Conversion Therapy is keeping Archbuffoon John Sentamu awake at night.

No. What is keeping John Sentamu awake at night is Conversion Therapy, also known as Elective or Reparative Therapy. At the bi-annual gabfest of the Church of England General "Sex" Synod last week, it was this that the Archbishop of York trumpeted as the cause of his chronic insomnia. 'The sooner the practice of this so-called therapy is banned, I can sleep at night; so let's encourage the government to do it,' he said, alleging that the practice was 'theologically unsound.'

He can rest. The overwhelming majority of participants, including 36 out of 37 bishops, backed Jayne Ozone's motion calling for its ban. Now, no longer will someone with an unwelcome homosexual urge be able to seek spirit counselling or therapy. Celebrate it and sanctify it, the Church might as well say.

How are we to interpret this diktat? It is clear - if you are attracted to a person of the same sex this is an exercise of your free will, but if you make an informed choice (as an adult) to ask your vicar for help or to pray that God will take away your homosexual desires, and if your vicar does so, it lands him with a disciplinary charge! In a word there is no choice. You are constrained.

General Synod theology now has it that you are free to choose to be gay but not to chose to be straight. Homosexuality is immutable.
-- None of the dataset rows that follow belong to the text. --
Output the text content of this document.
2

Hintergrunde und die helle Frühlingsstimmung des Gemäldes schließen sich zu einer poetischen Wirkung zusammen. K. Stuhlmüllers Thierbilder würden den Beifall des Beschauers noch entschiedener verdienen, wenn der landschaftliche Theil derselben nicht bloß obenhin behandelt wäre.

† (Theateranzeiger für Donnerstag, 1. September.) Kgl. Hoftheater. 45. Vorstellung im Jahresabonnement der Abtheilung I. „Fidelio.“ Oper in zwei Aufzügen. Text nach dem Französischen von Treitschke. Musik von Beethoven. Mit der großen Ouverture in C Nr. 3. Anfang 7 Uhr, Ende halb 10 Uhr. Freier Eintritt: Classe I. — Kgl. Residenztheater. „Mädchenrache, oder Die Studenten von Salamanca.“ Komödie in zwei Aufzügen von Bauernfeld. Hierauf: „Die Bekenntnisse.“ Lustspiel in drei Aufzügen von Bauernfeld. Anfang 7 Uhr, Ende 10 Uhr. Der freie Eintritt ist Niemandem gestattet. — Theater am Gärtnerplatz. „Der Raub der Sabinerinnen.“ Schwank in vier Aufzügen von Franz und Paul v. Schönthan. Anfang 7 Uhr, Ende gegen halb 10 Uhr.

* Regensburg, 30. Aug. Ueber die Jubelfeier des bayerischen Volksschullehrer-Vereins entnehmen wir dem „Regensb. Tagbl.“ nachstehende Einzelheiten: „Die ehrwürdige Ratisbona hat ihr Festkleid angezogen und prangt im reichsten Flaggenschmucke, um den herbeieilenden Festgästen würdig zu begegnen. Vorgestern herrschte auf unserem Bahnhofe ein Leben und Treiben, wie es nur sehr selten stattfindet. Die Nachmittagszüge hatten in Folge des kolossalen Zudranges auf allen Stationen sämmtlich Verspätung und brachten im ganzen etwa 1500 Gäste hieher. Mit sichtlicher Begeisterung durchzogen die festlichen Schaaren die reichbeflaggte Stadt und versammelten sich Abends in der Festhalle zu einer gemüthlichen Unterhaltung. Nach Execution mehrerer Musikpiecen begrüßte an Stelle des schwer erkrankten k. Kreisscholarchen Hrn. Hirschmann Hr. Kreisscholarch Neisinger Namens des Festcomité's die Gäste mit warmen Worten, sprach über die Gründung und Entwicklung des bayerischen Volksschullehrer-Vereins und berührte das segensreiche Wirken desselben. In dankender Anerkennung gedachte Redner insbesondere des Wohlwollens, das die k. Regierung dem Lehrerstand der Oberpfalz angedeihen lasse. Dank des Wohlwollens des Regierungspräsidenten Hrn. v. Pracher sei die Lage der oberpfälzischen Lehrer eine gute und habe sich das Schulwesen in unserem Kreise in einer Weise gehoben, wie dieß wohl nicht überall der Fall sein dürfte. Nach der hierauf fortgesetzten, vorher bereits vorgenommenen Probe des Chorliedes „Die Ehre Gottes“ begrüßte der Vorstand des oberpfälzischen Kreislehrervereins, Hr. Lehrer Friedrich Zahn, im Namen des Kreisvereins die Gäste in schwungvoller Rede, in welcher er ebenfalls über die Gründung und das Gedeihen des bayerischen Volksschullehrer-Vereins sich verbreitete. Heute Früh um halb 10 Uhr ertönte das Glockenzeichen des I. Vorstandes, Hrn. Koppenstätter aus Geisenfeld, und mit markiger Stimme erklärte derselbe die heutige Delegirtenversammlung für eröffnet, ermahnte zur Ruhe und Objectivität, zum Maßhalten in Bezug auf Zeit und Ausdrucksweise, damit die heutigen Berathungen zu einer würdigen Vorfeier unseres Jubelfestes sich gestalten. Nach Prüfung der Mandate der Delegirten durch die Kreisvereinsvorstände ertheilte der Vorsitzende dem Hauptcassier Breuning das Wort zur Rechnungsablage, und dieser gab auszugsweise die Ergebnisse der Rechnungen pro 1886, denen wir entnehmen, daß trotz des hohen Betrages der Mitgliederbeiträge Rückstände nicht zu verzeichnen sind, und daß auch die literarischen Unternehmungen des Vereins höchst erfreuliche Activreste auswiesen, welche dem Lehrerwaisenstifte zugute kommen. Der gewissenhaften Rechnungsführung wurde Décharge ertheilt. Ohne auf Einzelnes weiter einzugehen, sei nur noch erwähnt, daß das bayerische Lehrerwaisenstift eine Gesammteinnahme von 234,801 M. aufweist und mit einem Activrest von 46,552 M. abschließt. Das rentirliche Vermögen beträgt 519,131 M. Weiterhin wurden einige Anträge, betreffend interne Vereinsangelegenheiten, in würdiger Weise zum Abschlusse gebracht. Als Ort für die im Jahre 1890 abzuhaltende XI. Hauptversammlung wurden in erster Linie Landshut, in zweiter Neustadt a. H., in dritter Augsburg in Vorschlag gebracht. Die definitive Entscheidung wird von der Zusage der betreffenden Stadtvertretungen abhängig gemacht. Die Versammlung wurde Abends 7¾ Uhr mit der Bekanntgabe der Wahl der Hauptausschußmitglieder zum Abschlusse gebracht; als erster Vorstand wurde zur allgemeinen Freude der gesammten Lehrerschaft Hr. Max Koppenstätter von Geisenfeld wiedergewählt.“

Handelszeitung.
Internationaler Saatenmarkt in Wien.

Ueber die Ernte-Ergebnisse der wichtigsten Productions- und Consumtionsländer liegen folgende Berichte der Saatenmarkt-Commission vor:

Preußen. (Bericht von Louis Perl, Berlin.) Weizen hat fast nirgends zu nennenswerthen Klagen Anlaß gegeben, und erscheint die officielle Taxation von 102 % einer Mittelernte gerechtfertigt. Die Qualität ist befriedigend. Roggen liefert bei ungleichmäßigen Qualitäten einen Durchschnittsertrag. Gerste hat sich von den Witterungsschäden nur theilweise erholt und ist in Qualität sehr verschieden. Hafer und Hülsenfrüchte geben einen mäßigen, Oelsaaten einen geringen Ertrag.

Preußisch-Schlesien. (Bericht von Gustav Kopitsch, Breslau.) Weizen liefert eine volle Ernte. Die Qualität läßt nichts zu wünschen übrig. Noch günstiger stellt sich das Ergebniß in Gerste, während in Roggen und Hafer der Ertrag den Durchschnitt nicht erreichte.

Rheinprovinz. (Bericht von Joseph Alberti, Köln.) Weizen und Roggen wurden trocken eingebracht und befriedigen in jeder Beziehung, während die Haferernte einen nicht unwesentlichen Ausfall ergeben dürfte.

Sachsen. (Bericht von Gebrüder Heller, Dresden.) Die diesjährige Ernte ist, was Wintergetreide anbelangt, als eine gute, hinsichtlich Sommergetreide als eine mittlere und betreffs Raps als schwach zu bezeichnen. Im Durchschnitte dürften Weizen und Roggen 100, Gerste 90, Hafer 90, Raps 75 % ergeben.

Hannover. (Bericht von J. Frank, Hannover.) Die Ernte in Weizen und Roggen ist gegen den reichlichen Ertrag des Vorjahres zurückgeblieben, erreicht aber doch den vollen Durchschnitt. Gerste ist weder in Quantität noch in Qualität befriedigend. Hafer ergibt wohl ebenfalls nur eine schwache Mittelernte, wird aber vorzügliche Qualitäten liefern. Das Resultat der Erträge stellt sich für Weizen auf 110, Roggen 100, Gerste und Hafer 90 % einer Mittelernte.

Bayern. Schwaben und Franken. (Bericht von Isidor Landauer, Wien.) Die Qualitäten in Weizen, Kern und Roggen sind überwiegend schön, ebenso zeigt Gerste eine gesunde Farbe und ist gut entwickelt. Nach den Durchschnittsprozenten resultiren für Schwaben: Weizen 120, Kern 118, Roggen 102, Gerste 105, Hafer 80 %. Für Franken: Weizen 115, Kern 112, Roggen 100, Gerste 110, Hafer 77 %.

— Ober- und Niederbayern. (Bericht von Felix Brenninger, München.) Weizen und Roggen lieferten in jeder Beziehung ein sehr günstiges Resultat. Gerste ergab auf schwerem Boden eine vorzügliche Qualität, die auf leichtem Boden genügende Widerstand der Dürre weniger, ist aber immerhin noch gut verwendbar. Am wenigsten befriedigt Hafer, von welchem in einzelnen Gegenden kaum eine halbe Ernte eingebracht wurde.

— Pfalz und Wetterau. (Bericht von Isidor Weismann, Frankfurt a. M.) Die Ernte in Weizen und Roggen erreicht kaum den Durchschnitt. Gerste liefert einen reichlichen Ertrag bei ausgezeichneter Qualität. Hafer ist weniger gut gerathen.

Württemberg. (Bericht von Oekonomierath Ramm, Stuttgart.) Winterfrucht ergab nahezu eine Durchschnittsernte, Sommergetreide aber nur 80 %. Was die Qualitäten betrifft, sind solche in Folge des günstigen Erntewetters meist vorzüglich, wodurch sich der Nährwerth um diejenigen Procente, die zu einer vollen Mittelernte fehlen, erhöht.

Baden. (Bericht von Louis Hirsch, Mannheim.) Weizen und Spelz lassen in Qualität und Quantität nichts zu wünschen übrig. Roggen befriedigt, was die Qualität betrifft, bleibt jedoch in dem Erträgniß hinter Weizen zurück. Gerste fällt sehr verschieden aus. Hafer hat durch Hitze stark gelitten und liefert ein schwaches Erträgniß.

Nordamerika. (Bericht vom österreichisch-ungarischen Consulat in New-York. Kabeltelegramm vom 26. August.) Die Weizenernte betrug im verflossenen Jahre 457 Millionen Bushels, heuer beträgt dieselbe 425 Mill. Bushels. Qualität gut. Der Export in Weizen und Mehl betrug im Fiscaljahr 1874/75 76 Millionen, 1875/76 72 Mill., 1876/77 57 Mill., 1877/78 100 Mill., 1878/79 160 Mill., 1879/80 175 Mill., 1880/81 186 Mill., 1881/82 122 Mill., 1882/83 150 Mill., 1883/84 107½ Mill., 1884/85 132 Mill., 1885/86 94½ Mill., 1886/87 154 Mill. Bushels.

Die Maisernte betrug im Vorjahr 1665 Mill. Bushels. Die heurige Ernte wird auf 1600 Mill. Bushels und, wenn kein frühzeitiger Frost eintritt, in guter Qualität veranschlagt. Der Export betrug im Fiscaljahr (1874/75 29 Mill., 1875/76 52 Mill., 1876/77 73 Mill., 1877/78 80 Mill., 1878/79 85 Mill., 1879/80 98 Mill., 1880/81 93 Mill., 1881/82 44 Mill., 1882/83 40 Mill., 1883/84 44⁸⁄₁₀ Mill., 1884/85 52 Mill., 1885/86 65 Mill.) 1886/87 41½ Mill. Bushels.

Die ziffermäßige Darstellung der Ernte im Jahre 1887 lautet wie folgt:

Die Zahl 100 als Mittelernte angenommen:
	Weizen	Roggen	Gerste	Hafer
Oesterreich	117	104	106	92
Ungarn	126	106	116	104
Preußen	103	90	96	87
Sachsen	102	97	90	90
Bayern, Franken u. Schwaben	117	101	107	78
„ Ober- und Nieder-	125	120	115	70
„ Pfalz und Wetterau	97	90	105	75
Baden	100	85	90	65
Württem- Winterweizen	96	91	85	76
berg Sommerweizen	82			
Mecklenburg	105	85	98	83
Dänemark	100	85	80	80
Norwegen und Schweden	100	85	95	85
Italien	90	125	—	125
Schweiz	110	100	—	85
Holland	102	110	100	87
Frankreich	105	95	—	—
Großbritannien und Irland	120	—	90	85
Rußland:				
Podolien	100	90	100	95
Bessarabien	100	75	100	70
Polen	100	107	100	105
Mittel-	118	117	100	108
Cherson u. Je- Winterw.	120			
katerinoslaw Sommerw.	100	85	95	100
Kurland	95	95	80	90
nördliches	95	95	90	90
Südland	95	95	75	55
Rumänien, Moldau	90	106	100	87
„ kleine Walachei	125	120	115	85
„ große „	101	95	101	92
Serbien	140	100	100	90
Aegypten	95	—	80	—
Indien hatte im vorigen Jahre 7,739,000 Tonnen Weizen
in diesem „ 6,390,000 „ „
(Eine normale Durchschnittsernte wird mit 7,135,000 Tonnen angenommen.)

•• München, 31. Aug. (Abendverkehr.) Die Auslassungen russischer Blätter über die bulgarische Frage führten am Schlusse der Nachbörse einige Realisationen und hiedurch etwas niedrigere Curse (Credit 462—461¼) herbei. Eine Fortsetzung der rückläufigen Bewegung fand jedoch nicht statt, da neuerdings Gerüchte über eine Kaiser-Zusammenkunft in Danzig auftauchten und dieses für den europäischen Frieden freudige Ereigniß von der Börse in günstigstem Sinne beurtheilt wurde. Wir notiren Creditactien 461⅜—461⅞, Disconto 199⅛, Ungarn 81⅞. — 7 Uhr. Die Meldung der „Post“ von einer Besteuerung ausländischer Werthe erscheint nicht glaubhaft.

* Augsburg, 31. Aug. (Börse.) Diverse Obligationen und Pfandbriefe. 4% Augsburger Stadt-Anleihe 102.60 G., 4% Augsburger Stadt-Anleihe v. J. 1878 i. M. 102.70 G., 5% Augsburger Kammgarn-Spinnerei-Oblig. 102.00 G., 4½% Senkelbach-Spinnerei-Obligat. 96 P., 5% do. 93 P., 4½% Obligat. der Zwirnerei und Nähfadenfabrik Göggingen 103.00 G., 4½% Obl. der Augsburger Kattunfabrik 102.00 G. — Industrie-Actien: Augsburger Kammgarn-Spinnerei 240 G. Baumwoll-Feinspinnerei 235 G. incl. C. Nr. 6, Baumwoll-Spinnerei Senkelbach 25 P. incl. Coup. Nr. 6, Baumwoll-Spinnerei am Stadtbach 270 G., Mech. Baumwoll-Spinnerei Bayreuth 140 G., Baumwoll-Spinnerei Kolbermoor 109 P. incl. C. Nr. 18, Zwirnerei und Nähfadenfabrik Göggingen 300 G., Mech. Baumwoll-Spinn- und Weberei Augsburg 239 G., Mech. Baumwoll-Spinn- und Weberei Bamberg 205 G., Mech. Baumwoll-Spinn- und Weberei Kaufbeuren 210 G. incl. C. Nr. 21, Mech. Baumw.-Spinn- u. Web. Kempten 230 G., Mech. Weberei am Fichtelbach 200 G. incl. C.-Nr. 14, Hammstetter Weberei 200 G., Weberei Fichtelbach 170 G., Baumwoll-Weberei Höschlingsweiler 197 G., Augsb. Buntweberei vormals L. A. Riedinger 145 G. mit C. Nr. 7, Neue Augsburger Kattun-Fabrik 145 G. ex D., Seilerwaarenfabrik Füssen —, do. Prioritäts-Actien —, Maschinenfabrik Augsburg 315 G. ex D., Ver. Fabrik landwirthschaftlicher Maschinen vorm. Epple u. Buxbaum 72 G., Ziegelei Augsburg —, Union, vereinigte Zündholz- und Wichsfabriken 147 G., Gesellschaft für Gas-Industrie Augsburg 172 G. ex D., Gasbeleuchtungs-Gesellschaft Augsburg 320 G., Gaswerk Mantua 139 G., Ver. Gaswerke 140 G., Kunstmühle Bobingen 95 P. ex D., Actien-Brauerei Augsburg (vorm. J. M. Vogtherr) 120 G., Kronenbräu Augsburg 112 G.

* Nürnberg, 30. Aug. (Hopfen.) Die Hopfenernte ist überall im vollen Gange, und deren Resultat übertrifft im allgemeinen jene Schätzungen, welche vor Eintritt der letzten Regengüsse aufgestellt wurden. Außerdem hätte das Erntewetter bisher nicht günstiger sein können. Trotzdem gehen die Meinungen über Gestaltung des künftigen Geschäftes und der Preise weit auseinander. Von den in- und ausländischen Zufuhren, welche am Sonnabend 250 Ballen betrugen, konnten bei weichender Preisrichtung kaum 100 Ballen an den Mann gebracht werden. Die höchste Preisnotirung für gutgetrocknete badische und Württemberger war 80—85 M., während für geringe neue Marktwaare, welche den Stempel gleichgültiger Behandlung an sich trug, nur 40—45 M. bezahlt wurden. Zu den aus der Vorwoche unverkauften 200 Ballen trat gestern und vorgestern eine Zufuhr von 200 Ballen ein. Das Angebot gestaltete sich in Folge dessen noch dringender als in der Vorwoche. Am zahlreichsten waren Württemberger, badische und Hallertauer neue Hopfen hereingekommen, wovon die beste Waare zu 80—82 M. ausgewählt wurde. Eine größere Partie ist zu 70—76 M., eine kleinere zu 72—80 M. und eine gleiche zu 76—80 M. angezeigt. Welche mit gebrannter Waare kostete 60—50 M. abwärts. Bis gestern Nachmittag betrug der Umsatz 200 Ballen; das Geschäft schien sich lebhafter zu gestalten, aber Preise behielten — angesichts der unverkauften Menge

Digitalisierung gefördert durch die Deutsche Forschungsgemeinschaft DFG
Heterosexuality is not. And God, meanwhile, is impotent in the matter - heaven forfend he goes against General Synod or fails to rejoice in every conversion to homosexuality.

Believe it or not, in order to try to protect God's freedom to intervene (and the Holy Spirit's freedom to convert a person from homosexual to heterosexual attraction), the Rev Dr Sean Doherty had to move an amendment affirming that 'pastoral care, prayer ministry: that professional counselling were "legitimate means of supporting individuals who choose them freely, provided that they respect the property dignity of human beings, and do not involve coercion or manipulation or make unwarranted promises about the removal of unwanted feelings.'"

He was roundly defeated for his pains. Synod rejected prayer, pastoral care, counselling and free choice in favour of the new LGBTIQ gender orthodoxy.

Will the CofE's new totalitarianism keep Sentamu awake at night?

If this were not perverse enough, in a gigantic leap of oxymoronic policy-making, General Synod went on to vote for creating new liturgies to affirm the new gender identity of a person who has 'transitioned.' Who implored General Synod to vote for such specially designed 'liturgies' to welcome a transgender person under their new name? The uncritically accepting Sentamu, who appears to have put not Satan, but science as well as God behind him.

One brave enough to vote against him was Ed Shaw, an evangelical member of General Synod, worried not simply that no one had defined exactly it was that was to be banned under the general term 'conversion therapy,' but also that genuine pastoral care of LGBT people could be badly affected by the ban. No one else cared. No guarantees were given, no amendments considered. But will Ed Shaw's fear of the CofE's new totalitarianism keep Sentamu awake at night? Not, I fear, in a million years.

Yet Sentamu has yet to tell us why the practice of conversion therapy is theologically unsound. The ploy not to define it worked magnificently. With theological illiterate dominating the House of Bishops there was no theological debate. Nor was there scientific debate, the medical condition of gender dysphoria presumably deemed irrelevant.

Just as the Holy Office issued a condemnation of Galileo's heliocentric theory in 1616, General Synod voted to condemn science and scavenge for scraps in the garbage can of the politics of identity, sexuality and gender.

Nihil desperandum! Despair not! The most important agent of Sentamu's chronic insomnia was tamed. Now the Archbuffoon of Dork can pray his Nunc Dimittis and get a good night's sleep.